You said you can't love me. For five hundred and forty five days I have loved you and embraced every smile of yours. I am glad that all this while I could see you everyday and talk to you. I express my gratitude in these poor emotions.
With you I fought battles and conquered myself but I could never defeat you. Because I never wished to. A defeat means sorrow, a slave to someone else and of course without your consent. You were meant to rule and I could have never disrespected you, Your Highness. Had you forgotten your smile, I would have died and it would have been a tragic end. My kinsmen would have remembered me and glorified my emotions, left in desuetude.

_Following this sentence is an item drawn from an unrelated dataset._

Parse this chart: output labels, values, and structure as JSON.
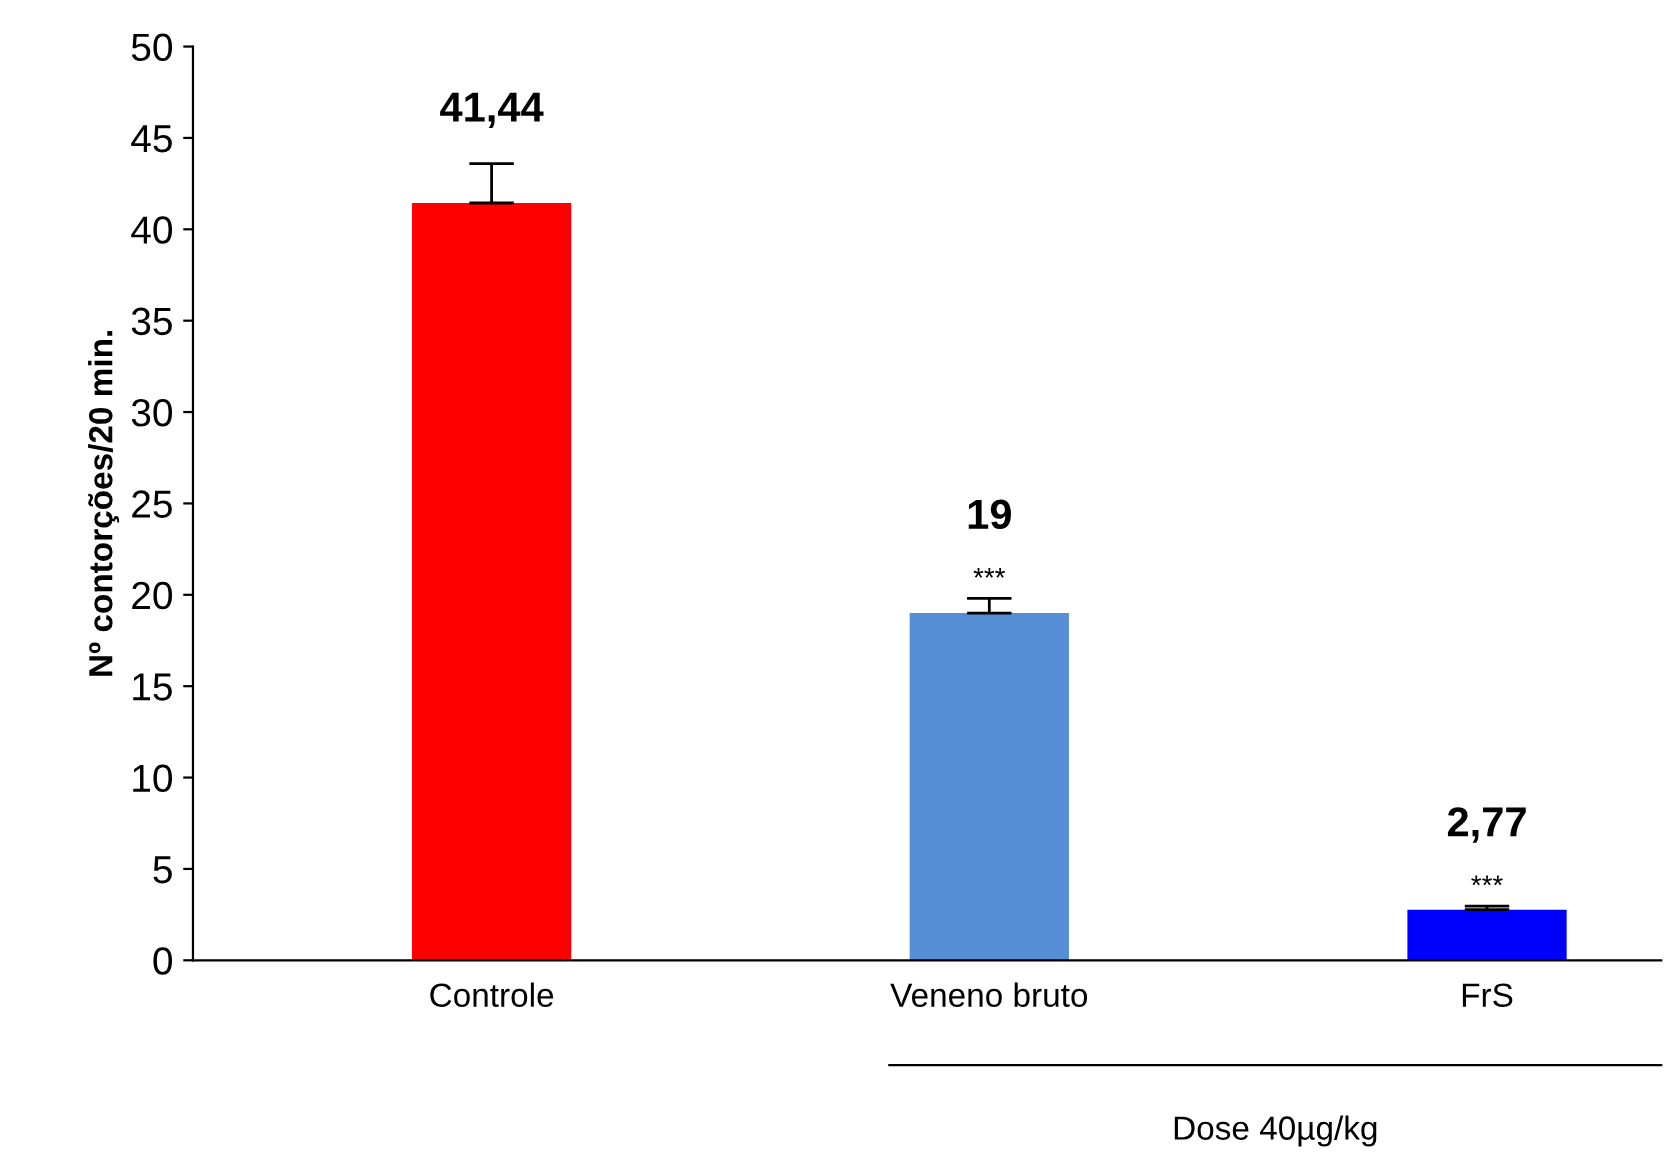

Forgive them, they are innocent. You wish I stay with you till eternity and my friend I can promise nothing less. You know why? I am not done yet. Not yet. A year back it was a kid growing, as notorious as it could be and then it learnt happiness but it could never learn sorrow. There was a point where it knew suicide too but it could never learn to murder because it could not become selfish. And today, he is a big guy, expert of its own business and it fears no one. When there is no fear, there is no death. But someday, the inevitable would happen and it would die, in honour. That day, there would not be any word spoken and the silence shall serenade to every night that I see.
They say, time heals all wounds and this love is still too young and courageous to afford a wound. Time, a joke of all times. By the way, I love mutton gurda fry!